Ziegler had been told that he is engaging in racist, antisemitic, and genocide-supporting conduct.
Now, he is taking his own student to court, accusing her of “insult” for stating obvious facts.
The crackdown on student rights is notorious at
FU, where, for protesting for Palestinian rights and opposing the University’s complicity in genocide, the university leadership has unleashed massive repression involving German political parties, media, the legal system, and the police.
Countless students were physically injured, smeared, and doxxed, and now face legal and residency-related issues in the wake of this ongoing wave of repression.
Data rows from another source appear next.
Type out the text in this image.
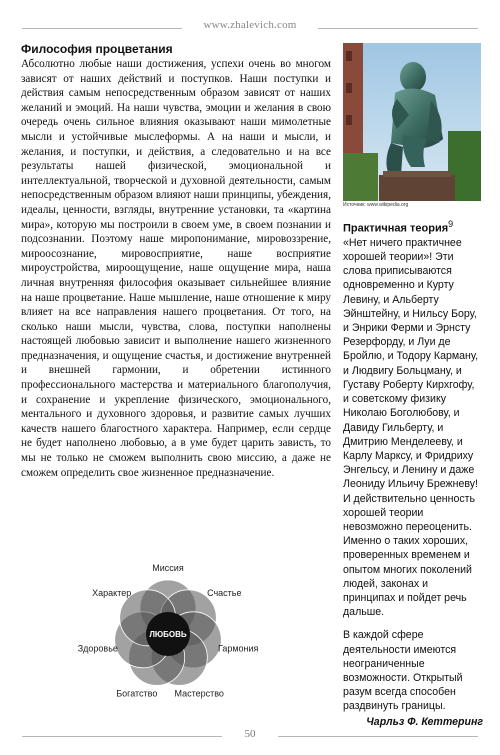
www.zhalevich.com
Философия процветания

Абсолютно любые наши достижения, успехи очень во многом зависят от наших действий и поступков. Наши поступки и действия самым непосредственным образом зависят от наших желаний и эмоций. На наши чувства, эмоции и желания в свою очередь очень сильное влияния оказывают наши мимолетные мысли и устойчивые мыслеформы. А на наши и мысли, и желания, и поступки, и действия, а следовательно и на все результаты нашей физической, эмоциональной и интеллектуальной, творческой и духовной деятельности, самым непосредственным образом влияют наши принципы, убеждения, идеалы, ценности, взгляды, внутренние установки, та «картина мира», которую мы построили в своем уме, в своем познании и подсознании. Поэтому наше миропонимание, мировоззрение, мироосознание, мировосприятие, наше восприятие мироустройства, мироощущение, наше ощущение мира, наша личная внутренняя философия оказывает сильнейшее влияние на наше процветание. Наше мышление, наше отношение к миру влияет на все направления нашего процветания. От того, на сколько наши мысли, чувства, слова, поступки наполнены настоящей любовью зависит и выполнение нашего жизненного предназначения, и ощущение счастья, и достижение внутренней и внешней гармонии, и обретении истинного профессионального мастерства и материального благополучия, и сохранение и укрепление физического, эмоционального, ментального и духовного здоровья, и развитие самых лучших качеств нашего благостного характера. Например, если сердце не будет наполнено любовью, а в уме будет царить зависть, то мы не только не сможем выполнить свою миссию, а даже не сможем определить свое жизненное предназначение.

Источник: www.wikipedia.org
Практичная теория$^9$

«Нет ничего практичнее хорошей теории»! Эти слова приписываются одновременно и Курту Левину, и Альберту Эйнштейну, и Нильсу Бору, и Энрики Ферми и Эрнсту Резерфорду, и Луи де Бройлю, и Тодору Карману, и Людвигу Больцману, и Густаву Роберту Кирхгофу, и советскому физику Николаю Боголюбову, и Давиду Гильберту, и Дмитрию Менделееву, и Карлу Марксу, и Фридриху Энгельсу, и Ленину и даже Леониду Ильичу Брежневу! И действительно ценность хорошей теории невозможно переоценить. Именно о таких хороших, проверенных временем и опытом многих поколений людей, законах и принципах и пойдет речь дальше.

В каждой сфере деятельности имеются неограниченные возможности. Открытый разум всегда способен раздвинуть границы.

Чарльз Ф. Кеттеринг
Миссия
Счастье
Гармония
Мастерство
Богатство
Здоровье
Характер
ЛЮБОВЬ
50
Join us on 19.12 at Amtsgericht Tiergarten, where we will stand in solidarity with Udi and protest against FU’s complicity in genocide.
Statement by Udi Raz
On Friday, I will be in court facing six different criminal charges:
Two cases concern the use of the slogan “From the River to the Sea” on Instagram. Just yesterday, there was a conviction for this slogan at the Administrative Court in Berlin, and we are seeing how the state wants to create more and more precedents in order to persecute people, in particular those with precarious residence status. How the state works overtime to destroy and depoliticize our movement here in Germany, by censoring our political chants.
We know that the demand for a free Palestine cannot work without acknowledging the geographical reality in which Palestinians are oppressed and persecuted from the river to the sea. This exterminating violence must therefore be stopped from the river to the sea. As a comrade said yesterday at court after the verdict was announced: “We are just asking for a free Palestine where people can live without an apartheid state, without a terrorist state. This is what we are asking for.”
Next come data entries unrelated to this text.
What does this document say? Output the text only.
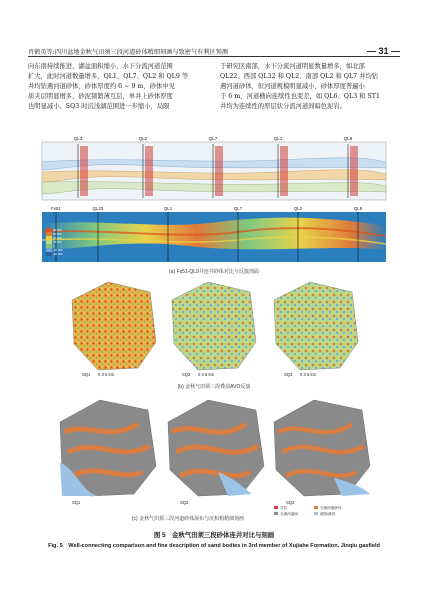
肖鹤英等:四川盆地金秋气田须三段河道砂体精细刻画与致密气有利区预测	— 31 —

向东南持续推进，湖盆面积缩小，水下分流河道范围

扩大，此时河道数量增多，QL1、QL7、QL2 和 QL9 等

井均钻遇河道砂体，砂体厚度约 6 ~ 9 m，砂体中见

质夹层明显增多，砂泥频繁薄互层，单井上砂体厚度

也明显减小。SQ3 时沉浅湖范围进一步缩小，局限

于研究区南部，水下分流河道明显数量增多，如北部

QL22、西部 QL32 和 QL2、南部 QL2 和 QL7 井均钻

遇河道砂体，但河道规模明显减小，砂体厚度普遍小

于 6 m，河道横向连续性也变差，如 QL6、QL3 和 ST1

井均为连续性的厚层状分流河道间暗色泥岩。

QL3	QL2	QL7	QL1	QL9
Fx51	QL23	QL1	QL7	QL2	QL9
80 000
60 000
40 000
20 000
0
-20 000
-40 000
(a) Fx51-QL9井连井砂体对比与反演剖面
SQ1	SQ2	SQ3
0 3 6 km	0 3 6 km	0 3 6 km
(b) 金秋气田须三段叠前AVO反演
SQ1	SQ2	SQ3
井位	分流河道砂体
分流河道间	湖泊/滩坝
(c) 金秋气田须三段河道砂体展布与沉积相精细刻画
图 5　金秋气田须三段砂体连井对比与刻画
Fig. 5　Well-connecting comparison and fine description of sand bodies in 3rd member of Xujiahe Formation, Jinqiu gasfield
In another case, a police officer reported me because, during the unlawful eviction of the Palestine Congress in April 2024,1 told him that his behaviour was not only racist, but also anti-Semitic. According to a comrade he hade pointed at my kippah and laughed. The police officer felt so offended that I spoke up that he reported me for insulting him. Apparently, it was not enough to illegally exploit the police’s monopoly on violence – as was recently confirmed by the court – and to use it at will to forcibly silence witnesses to genocide such as Ghassan and Salman Abu Sittah.
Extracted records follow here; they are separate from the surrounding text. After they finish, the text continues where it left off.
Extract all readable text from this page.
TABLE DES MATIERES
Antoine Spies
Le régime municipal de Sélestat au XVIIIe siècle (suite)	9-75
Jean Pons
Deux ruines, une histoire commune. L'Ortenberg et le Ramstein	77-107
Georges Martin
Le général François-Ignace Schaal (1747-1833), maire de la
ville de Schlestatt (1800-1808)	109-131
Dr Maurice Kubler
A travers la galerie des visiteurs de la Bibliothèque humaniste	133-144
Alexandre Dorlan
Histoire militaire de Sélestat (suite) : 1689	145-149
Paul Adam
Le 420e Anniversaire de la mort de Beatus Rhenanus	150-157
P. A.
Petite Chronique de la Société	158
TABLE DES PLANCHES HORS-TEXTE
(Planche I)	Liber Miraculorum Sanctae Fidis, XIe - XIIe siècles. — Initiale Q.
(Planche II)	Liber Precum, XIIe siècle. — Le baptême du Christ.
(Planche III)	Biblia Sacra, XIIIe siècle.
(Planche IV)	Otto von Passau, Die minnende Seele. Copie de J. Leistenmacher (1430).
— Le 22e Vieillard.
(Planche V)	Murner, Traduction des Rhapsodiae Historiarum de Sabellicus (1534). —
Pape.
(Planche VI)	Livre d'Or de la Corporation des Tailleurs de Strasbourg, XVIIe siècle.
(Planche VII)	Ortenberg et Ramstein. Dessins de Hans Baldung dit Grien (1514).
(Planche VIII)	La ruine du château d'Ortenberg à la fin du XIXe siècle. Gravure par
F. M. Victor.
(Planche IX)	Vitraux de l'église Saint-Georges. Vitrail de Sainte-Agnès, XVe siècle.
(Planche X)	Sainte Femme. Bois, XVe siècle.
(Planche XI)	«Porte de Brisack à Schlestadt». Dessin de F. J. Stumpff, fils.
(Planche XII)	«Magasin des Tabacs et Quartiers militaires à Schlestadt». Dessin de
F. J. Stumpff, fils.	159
In three cases, the Free University of Berlin reported me because I confronted FU President Gunther Ziegler with his support for genocide and racist practices at the university and called them out – both online and at demonstrations. The university wants to portray me, like many other students, as a perpetrator of violence and intimidate me – but of course we are not the root of the violence when we act for the simple reason of fighting genocide in Palestine and thus fulfilling our duty to comply with the Genocide Convention, which is being violated by our institutions.
It is also clear that German institutions do not care how Jews are treated as long as they can exploit our identity for maintaining their power, for the brutal persecution of their own students, and for their vehement support of genocide. But when we resist and reclaim our Jewish identity, the institutions will want to punish us and force us to be compliant with this weaponization.
I am the grandson of Holocaust survivors, I am alive despite German institutions working to systematically destroy my family, and I will most certainly not allow a German institution and its representatives like Ziegler to order me to remain silent about their complicity in the genocide in Palestine.
My grandmother had taught me: Germany loves Jews silent. Germany loves Jews compliant. Germany loves Jews who do not disrupt the racial order.
So I will keep on disrupting and if that takes me to court, which is only logical for this German order, so be it. Please come and accompany the trial on Friday. I am being charged not just as me, Udi, but as part of a movement, and I will appear in court as part of a movement.